Do I need to provide evidence of my accreditation status?

Whether you need to provide evidence of your accredited investor status depends primarily on the type of fund. For 506(c) funds, which can be publicly advertised, the SEC mandates that fund managers take “reasonable steps” to verify accreditation. This verification is required because these funds are marketed to a broad audience, and SEC rules ensure that only accredited investors participate. To verify accreditation, managers often request documentation, such as tax returns or bank and brokerage statements, and may also rely on attestation letters from financial professionals like CPAs or attorneys. This extra scrutiny is necessary given the public reach of 506(c) offerings and is a key compliance step for fund managers choosing this route. For more information on the types of evidence we can accept based on entity type, please click here.

In contrast, 506(b) funds are limited to private networks and do not permit general solicitation or public advertising. These funds generally allow investors to self-certify their accredited status, which involves filling out a form to confirm they meet income or net worth requirements. Most venture and private equity funds operating under 506(b) keep to accredited investors only, avoiding the added burden of significant compliance and detailed disclosures.

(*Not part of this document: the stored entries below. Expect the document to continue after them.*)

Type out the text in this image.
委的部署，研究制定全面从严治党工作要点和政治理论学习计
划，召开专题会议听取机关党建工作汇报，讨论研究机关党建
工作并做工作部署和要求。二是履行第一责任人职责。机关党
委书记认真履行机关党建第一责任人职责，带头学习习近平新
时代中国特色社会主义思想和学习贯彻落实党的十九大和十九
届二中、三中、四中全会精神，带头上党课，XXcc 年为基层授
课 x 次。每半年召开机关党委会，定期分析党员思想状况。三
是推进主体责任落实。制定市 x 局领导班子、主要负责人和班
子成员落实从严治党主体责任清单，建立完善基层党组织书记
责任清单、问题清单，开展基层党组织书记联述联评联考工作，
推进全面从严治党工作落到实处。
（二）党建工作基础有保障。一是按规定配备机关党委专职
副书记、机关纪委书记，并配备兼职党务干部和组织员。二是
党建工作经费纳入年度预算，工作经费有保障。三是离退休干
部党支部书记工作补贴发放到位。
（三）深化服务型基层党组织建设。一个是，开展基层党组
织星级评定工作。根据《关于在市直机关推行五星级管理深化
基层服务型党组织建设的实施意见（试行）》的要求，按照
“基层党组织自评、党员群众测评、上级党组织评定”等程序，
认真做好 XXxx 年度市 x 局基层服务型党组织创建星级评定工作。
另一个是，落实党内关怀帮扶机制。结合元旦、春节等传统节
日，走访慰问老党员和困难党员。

Self-certification without document verification streamlines the process, but investors should be accurate and truthful, as false information carries legal consequences.

By following the required steps during onboarding, you’ll be aligned with the necessary compliance measures. For 506(c) funds, AngelList will prompt you to provide documentation to verify your accredited status in accordance with SEC requirements. For 506(b) funds, self-certification is generally sufficient, provided the fund limits participation to accredited investors within established networks.